Drôle d’endroit pour une Malencontre

Bodo Kirchhoff, Malencontre, traduit de l’Allemand par Bernard Lortholary, Éditions Gallimard, Collection « Du monde entier », octobre 2018, 224 pages, 13,99 €

Retiher est un éditeur à la retraite. « L’automne dernier » il a liquidé sa maison d’édition et vendu sa librairie attenante. Installé dans la haute vallée de la Weissach, il fume et il boit (un stock de vin acheté à l’occasion d’un voyage dans les Pouilles). Que lui veut Leonie qui fait les cent pas devant sa porte ? Animatrice du cercle de lecture de l’immeuble, ancienne modiste désenchantée, attend-elle de lui qu’il prenne part aux réunions d’écrivaines en herbe ? Peu importe, très vite, quelque chose se noue entre eux, quelque chose de délicat, de tendre. Attirés l’un par l’autre, liés par un deuil partagé mais non commun, ils vont prendre la route pour le sud dans la voiture de Léonie, un petit cabriolet BMW, série 3 « bleu sombre, sièges beiges ». En chemin, à l’ombre de leur drame personnel, va se construire une nouvelle histoire, une nouvelle page de leur vie. Dans cette histoire, des réfugiés clandestins qui eux montent vers le nord vont jouer un rôle important. La confrontation de ces deux êtres fatigués par la vie avec ceux qui ont tout perdu et tentent d’échapper à la misère et la mort va réactiver en eux le désir de vivre. 
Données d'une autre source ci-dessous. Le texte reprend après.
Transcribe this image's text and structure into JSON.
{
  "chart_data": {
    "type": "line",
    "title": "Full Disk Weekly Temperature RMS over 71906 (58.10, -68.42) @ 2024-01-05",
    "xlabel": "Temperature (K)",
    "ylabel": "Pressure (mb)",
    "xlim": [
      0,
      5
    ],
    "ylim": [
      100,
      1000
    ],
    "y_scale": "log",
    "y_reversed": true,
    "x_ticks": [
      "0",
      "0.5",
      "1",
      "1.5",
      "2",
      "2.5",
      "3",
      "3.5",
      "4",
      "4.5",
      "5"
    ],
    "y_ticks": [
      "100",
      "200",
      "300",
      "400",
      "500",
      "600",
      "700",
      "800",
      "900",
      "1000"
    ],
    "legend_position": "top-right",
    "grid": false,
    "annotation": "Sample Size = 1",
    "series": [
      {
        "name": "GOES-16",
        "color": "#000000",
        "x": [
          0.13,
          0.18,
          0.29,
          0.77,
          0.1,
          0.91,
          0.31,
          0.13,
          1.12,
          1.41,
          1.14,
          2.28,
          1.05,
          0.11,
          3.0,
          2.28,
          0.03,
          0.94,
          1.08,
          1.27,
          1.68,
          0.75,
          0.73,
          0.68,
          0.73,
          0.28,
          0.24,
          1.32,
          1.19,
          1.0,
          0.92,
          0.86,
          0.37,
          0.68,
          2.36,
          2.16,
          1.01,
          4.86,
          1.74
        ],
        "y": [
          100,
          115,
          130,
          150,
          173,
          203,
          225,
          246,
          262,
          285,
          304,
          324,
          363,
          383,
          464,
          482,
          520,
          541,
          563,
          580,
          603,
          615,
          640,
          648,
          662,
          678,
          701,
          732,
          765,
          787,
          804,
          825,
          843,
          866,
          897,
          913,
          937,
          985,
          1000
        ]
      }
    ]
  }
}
Avec ce très beau roman, Bodo Kirchhoff a obtenu en 2016 le Prix du livre allemand (Deutscher Buchpeis). Malencontre est un livre qui s’édite en permanence à travers le personnage de Reither. Déformation professionnelle, pourrait-on dire, il commente systématiquement le cours de sa vie, les paroles des autres, à travers la grille de lecture de l’éditeur. Tel mot est souligné comme désuet et inusité chez les écrivains contemporains, la conversation critiquée comme utilisation abusive et facile des dialogues dans un roman. Les images même sont passées au crible, utiliser tel ou tel mot serait « trop dire ». Ce qui pourrait passer pour une sorte de maniérisme est plus un dispositif narratif qui veille à désamorcer ce qui pourrait paraître cliché. Aucun lieu commun dans Malencontre, les deux personnages ont bien trop de force, sont bien trop solidement dessinés. Il faut souligner le remarquable travail de traduction de Bernard Lortholary. Le style très personnel de Bodo Kirchhoff, la voix douce-amère de l’écrivain est parfaitement rendue en français. On imagine le travail minutieux et colossal, sans aucun doute passionnant, auquel s’est confronté le traducteur. C’est un livre qui marque, il restera parmi mes préférés de 2018.